Bruce would have smiled; he knew a bit of what it was like after getting the deluge of mail from his own recent encounter with the press, but his heart was too heavy. “Not as much as she’s going to hate being grounded.”

“She’ll fly again?”

Bruce looked at his friend, just looked. And felt like his heart was breaking.

“Bruce—”

He shook his head.

“No. It will kill her not to fly,” Wolf whispered.

“I know.”

Bruce could only hope she remembered God still loved her and he still loved her, when she heard the news. Grief was going to hit Grace hard, and his own personal nightmare was beginning. She was going stateside tonight . . . and he was returning to Turkey.

Wolf punched the wall.

 

* * *

 

Grace gagged at the taste in her mouth and felt heat like she was baking in the desert sand. She fought through the incredible thirst and the pressure in her chest, the sensation she was fighting g-pressures that would crush her.

“Easy. It’s just a dream.”

“Wolf?”

“Right here, Gidget.”

“Where were you when I needed you?” she whispered.

“Gracie—” The pain in Wolf’s voice was incredible.

From the other side of the bed a hand reached for hers and tightened. “Honey, he’s been here,” Bruce said, coming to the defense of his friend.

She kept looking at Wolf. “Fourth grade. Carrie.”

Her cousin blinked, then laughed. “Still aggravated with me over that one, are you?”

“Same blasted shoulder.” She fought to lick her lips. “Hurts worse this time.”

“I know it does,” Wolf said gently.

Bruce rubbed his thumb across the back of her hand. Grace interlaced her fingers with his. “Surgery . . . over.”

“You came through it just fine,” Bruce said.

She wiggled her toes. “All my fingers, all my toes . . .” She smiled against the old rhyme and closed her eyes. “Where am I?”

Bruce slipped her an ice chip. “Naples.”

“That’s not good.”

“Turkey didn’t have a standing hospital that had room for you.”

“Okay.”

“Or the press,” Wolf added.

“Famous, huh?”

“Your picture has already made CNN. Your friends are doing a good job talking about you—so far saying only nice things. I got to see Jill on TV tonight.”

“Really?” She attempted a smile at that news. She was fighting to stay with them. “I’m tired, guys.”

“We’ll let you sleep.” Bruce leaned over and kissed her cheek, then moved to release her hand. She held on.

“Pray for me before you go,” she whispered. She saw tears come into his eyes. “Pray Ephesians 1:17.”

His hand tightened around hers. “Jesus, I pray that Grace will know You better and better and better . . . .” He leaned over and kissed her. “I love you, Grace.”

“Ditto.” She looked over at her cousin. “No penguins.”

He laughed so hard he had to wipe his eyes. “Gracie, you’re priceless.”

 

* * *

 

Bruce sat down on the bench near Wolf.

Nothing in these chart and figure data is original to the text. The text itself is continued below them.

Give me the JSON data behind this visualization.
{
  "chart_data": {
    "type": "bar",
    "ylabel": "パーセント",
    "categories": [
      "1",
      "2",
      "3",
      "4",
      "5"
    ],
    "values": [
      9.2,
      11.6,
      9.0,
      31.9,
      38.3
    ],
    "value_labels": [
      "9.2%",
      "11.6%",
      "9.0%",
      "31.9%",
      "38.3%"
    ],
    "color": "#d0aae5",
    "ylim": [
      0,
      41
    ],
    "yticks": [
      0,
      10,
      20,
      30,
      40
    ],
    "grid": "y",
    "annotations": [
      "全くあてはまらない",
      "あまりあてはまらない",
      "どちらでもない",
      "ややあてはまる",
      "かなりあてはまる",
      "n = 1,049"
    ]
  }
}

Dawn was breaking. They would be transporting Grace soon, returning her to the States. Wolf was turning an envelope in his hands, letting it slip to one end and tap against his finger, turn, and slide to the other corner. “What do you have?” Bruce asked.

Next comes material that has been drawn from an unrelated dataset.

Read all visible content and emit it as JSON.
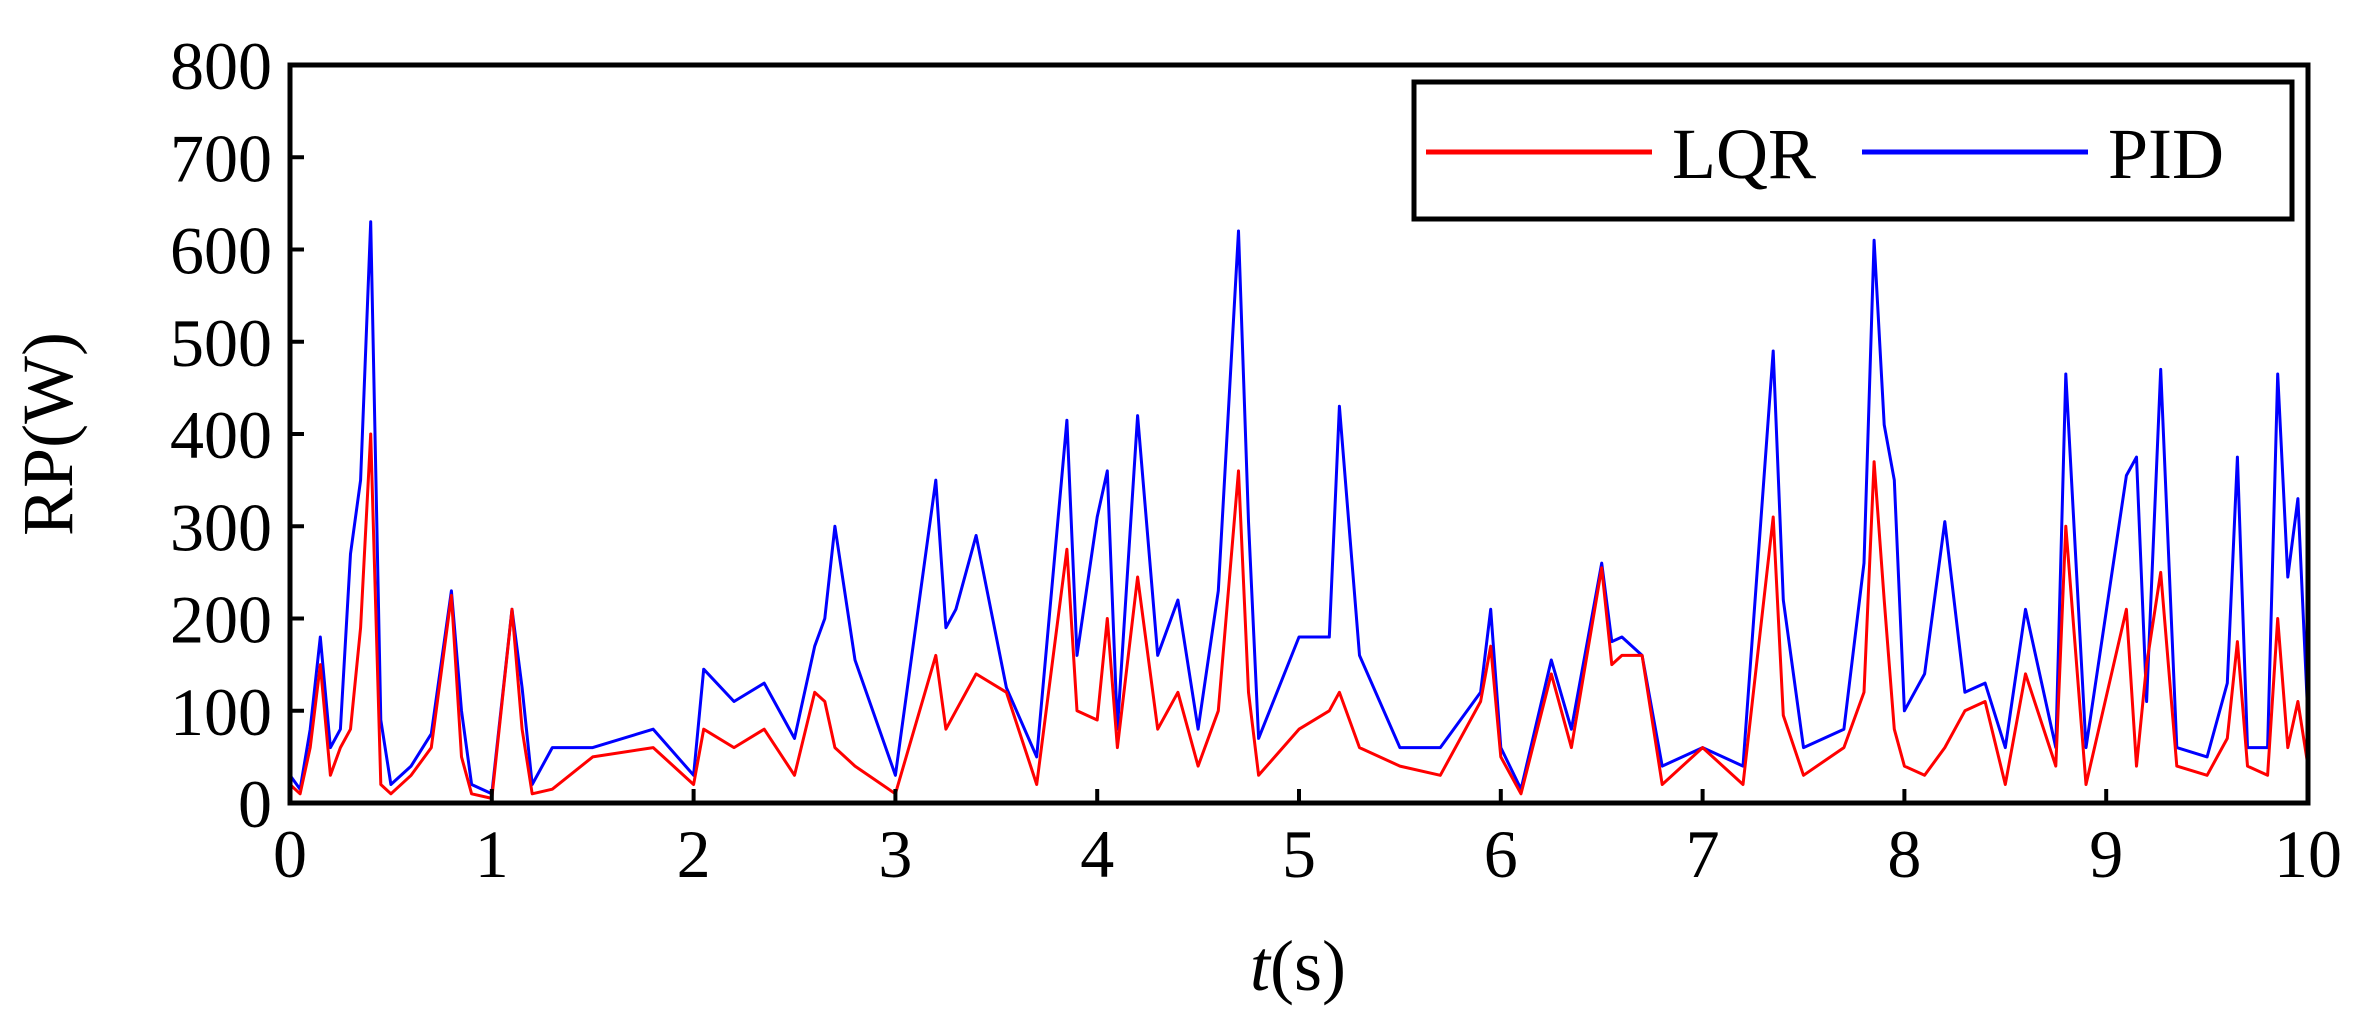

“Grace wrote me a ‘just in case’ letter before she deployed last year. I put it in my Bible. I wanted to be reminded that something could be worse than what happened tonight, so I opened it.” He turned the letter and offered it. “Read it.”

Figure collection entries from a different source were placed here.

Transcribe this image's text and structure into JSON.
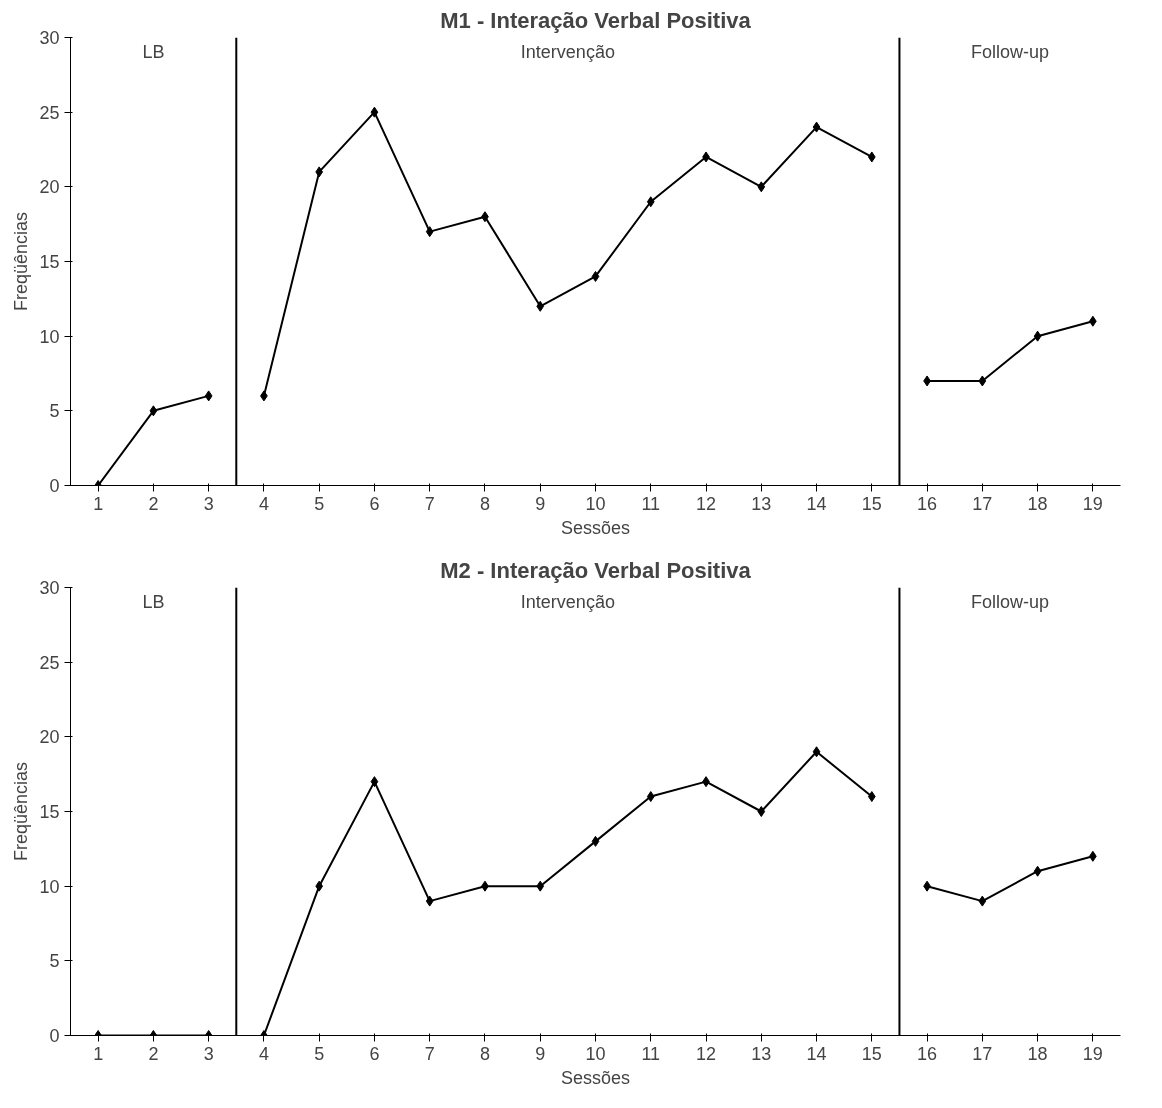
{
  "chart_data": [
    {
      "type": "line",
      "title": "M1 - Interação Verbal Positiva",
      "xlabel": "Sessões",
      "ylabel": "Freqüências",
      "series": [
        {
          "color": "#000000",
          "x": [
            1,
            2,
            3
          ],
          "values": [
            0,
            5,
            6
          ]
        },
        {
          "color": "#000000",
          "x": [
            4,
            5,
            6,
            7,
            8,
            9,
            10,
            11,
            12,
            13,
            14,
            15
          ],
          "values": [
            6,
            21,
            25,
            17,
            18,
            12,
            14,
            19,
            22,
            20,
            24,
            22
          ]
        },
        {
          "color": "#000000",
          "x": [
            16,
            17,
            18,
            19
          ],
          "values": [
            7,
            7,
            10,
            11
          ]
        }
      ],
      "xlim": [
        0.5,
        19.5
      ],
      "xticks": [
        1,
        2,
        3,
        4,
        5,
        6,
        7,
        8,
        9,
        10,
        11,
        12,
        13,
        14,
        15,
        16,
        17,
        18,
        19
      ],
      "ylim": [
        0,
        30
      ],
      "yticks": [
        0,
        5,
        10,
        15,
        20,
        25,
        30
      ],
      "ref_lines": [
        {
          "axis": "x",
          "value": 3.5,
          "color": "#000000"
        },
        {
          "axis": "x",
          "value": 15.5,
          "color": "#000000"
        }
      ],
      "annotations": [
        "LB",
        "Intervenção",
        "Follow-up"
      ],
      "grid": false,
      "marker": "diamond",
      "line_style": "solid"
    },
    {
      "type": "line",
      "title": "M2 - Interação Verbal Positiva",
      "xlabel": "Sessões",
      "ylabel": "Freqüências",
      "series": [
        {
          "color": "#000000",
          "x": [
            1,
            2,
            3
          ],
          "values": [
            0,
            0,
            0
          ]
        },
        {
          "color": "#000000",
          "x": [
            4,
            5,
            6,
            7,
            8,
            9,
            10,
            11,
            12,
            13,
            14,
            15
          ],
          "values": [
            0,
            10,
            17,
            9,
            10,
            10,
            13,
            16,
            17,
            15,
            19,
            16
          ]
        },
        {
          "color": "#000000",
          "x": [
            16,
            17,
            18,
            19
          ],
          "values": [
            10,
            9,
            11,
            12
          ]
        }
      ],
      "xlim": [
        0.5,
        19.5
      ],
      "xticks": [
        1,
        2,
        3,
        4,
        5,
        6,
        7,
        8,
        9,
        10,
        11,
        12,
        13,
        14,
        15,
        16,
        17,
        18,
        19
      ],
      "ylim": [
        0,
        30
      ],
      "yticks": [
        0,
        5,
        10,
        15,
        20,
        25,
        30
      ],
      "ref_lines": [
        {
          "axis": "x",
          "value": 3.5,
          "color": "#000000"
        },
        {
          "axis": "x",
          "value": 15.5,
          "color": "#000000"
        }
      ],
      "annotations": [
        "LB",
        "Intervenção",
        "Follow-up"
      ],
      "grid": false,
      "marker": "diamond",
      "line_style": "solid"
    }
  ]
}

Because of the pain in his friend’s eyes, Bruce accepted the letter. “You’re sure?”

“Yes.”

Bruce slipped out the page of paper and read.

 

Wolf ~

Grace. This is a letter that I know you are going to hate reading. It’s okay to be mad at me. I promised not to die on you and if you’re reading this, I broke my word. I’m sorry. Whatever I did or didn’t do, I messed up. I should have been more careful.